The consumer-price index climbed 0.4% in October from the previous month after a 0.3% gain in September, Labor Department figures showed Nov. 17 in Washington. That matched the median forecast in a Bloomberg News survey of economists. Excluding volatile food and fuel, the so-called core measure rose 0.1%, just below the estimate of 0.2%.

Firming inflation and a healthy job market have laid the groundwork for Fed officials to raise interest rates when they meet in December. With energy costs grinding higher, price pressures will have room to gain traction more broadly in the economy, while companies may begin to gain greater pricing power amid steady consumer demand.

“We’re seeing a gradual uptrend in inflation,” Mike Englund, chief economist at Action Economics in Boulder, Colorado, said before the report. “It’s one more factor that locks in a Fed hike in December.”



The Fed’s preferred gauge of inflation, which is the Commerce Department’s personal consumption expenditures measure, hasn’t matched the central bank’s 2% goal since April 2012.

Fed Chair Janet Yellen said Nov. 17 that a rate hike “could well become appropriate relatively soon if incoming data provide some further evidence of continued progress.” Policymakers are due to hold their final meeting for the year  Dec. 13-14, and the odds of an interest-rate increase were close to 100% on Nov. 17, according to trading in fed funds futures.
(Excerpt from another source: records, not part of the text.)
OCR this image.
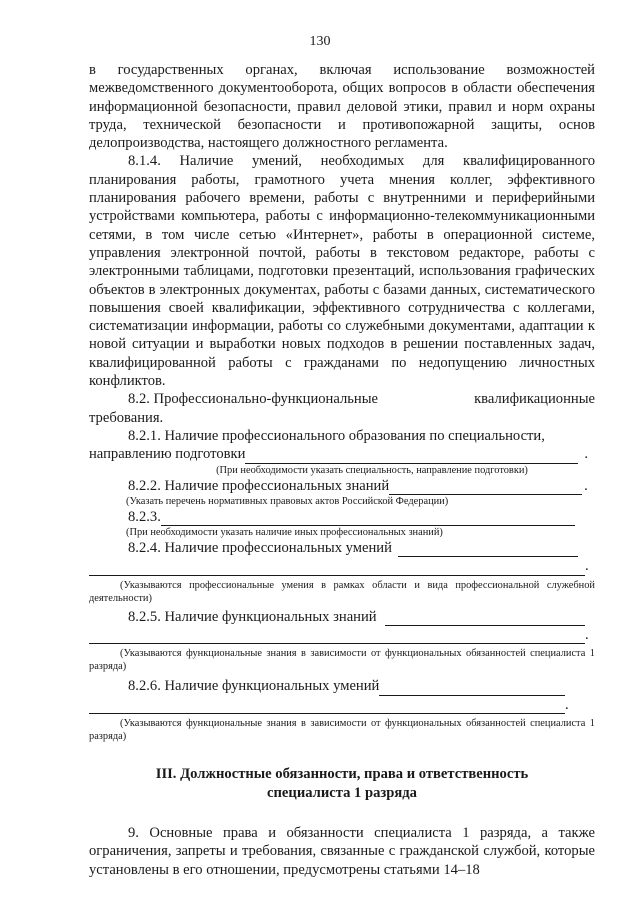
130

в государственных органах, включая использование возможностей межведомственного документооборота, общих вопросов в области обеспечения информационной безопасности, правил деловой этики, правил и норм охраны труда, технической безопасности и противопожарной защиты, основ делопроизводства, настоящего должностного регламента.

8.1.4. Наличие умений, необходимых для квалифицированного планирования работы, грамотного учета мнения коллег, эффективного планирования рабочего времени, работы с внутренними и периферийными устройствами компьютера, работы с информационно-телекоммуникационными сетями, в том числе сетью «Интернет», работы в операционной системе, управления электронной почтой, работы в текстовом редакторе, работы с электронными таблицами, подготовки презентаций, использования графических объектов в электронных документах, работы с базами данных, систематического повышения своей квалификации, эффективного сотрудничества с коллегами, систематизации информации, работы со служебными документами, адаптации к новой ситуации и выработки новых подходов в решении поставленных задач, квалифицированной работы с гражданами по недопущению личностных конфликтов.

8.2. Профессионально-функциональные	квалификационные

требования.

8.2.1. Наличие профессионального образования по специальности,

направлению подготовки	.

(При необходимости указать специальность, направление подготовки)

8.2.2. Наличие профессиональных знаний	.

(Указать перечень нормативных правовых актов Российской Федерации)

8.2.3.

(При необходимости указать наличие иных профессиональных знаний)

8.2.4. Наличие профессиональных умений
.

(Указываются профессиональные умения в рамках области и вида профессиональной служебной деятельности)

8.2.5. Наличие функциональных знаний
.

(Указываются функциональные знания в зависимости от функциональных обязанностей специалиста 1 разряда)

8.2.6. Наличие функциональных умений
.

(Указываются функциональные знания в зависимости от функциональных обязанностей специалиста 1 разряда)

III. Должностные обязанности, права и ответственность

специалиста 1 разряда

9. Основные права и обязанности специалиста 1 разряда, а также ограничения, запреты и требования, связанные с гражданской службой, которые установлены в его отношении, предусмотрены статьями 14–18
Bloomberg survey estimates for the consumer price index ranged from a decline of 0.1% to a gain of 0.5%.

The consumer price gauge increased 1.6% in the 12 months ended in October, after a 1.5% year-over-year advance the prior month.

The rise in the core CPI measure followed a 0.1% gain in the previous month. It increased 2.1% from October 2015, after rising 2.2% in the prior 12-month period.

The median projections in the Bloomberg survey called for the core gauge to rise 0.2% from the previous month and to climb 2.2% from the prior year.

Energy costs increased 3.5% from a month earlier, with gasoline up 7% and accounting for more than half of the increase in the overall index, the report showed. Food prices were little changed.

“Oil prices are finding an equilibrium,” Englund said. “We’re losing the drag on the headline inflation number. Any remnants of concern about deflation are evaporating.”

Expenses for shelter climbed 0.4% for a second month. Owners-equivalent rent, one of the categories designed to track rental prices, was up 0.3%.

Americans paid 0.2% more for new automobiles. Clothing prices rose 0.3%, while airfares decreased 2.2%.

Expenses for medical care were little changed. These readings often vary from results for this category within the Fed’s preferred measure of inflation. Economists attribute the discrepancy to different methodologies.

The CPI is the broadest of three price gauges from the Labor Department because it includes all goods and services. About 60% of the index covers prices consumers pay for services from medical visits to airline fares, movie tickets and rents.

The cost-of-living increase offset most of the gain in paychecks in October, a separate report from the Labor Department showed Nov. 17. Hourly earnings adjusted for inflation rose 0.1% from the prior month. They were up 1.2% over the past 12 months.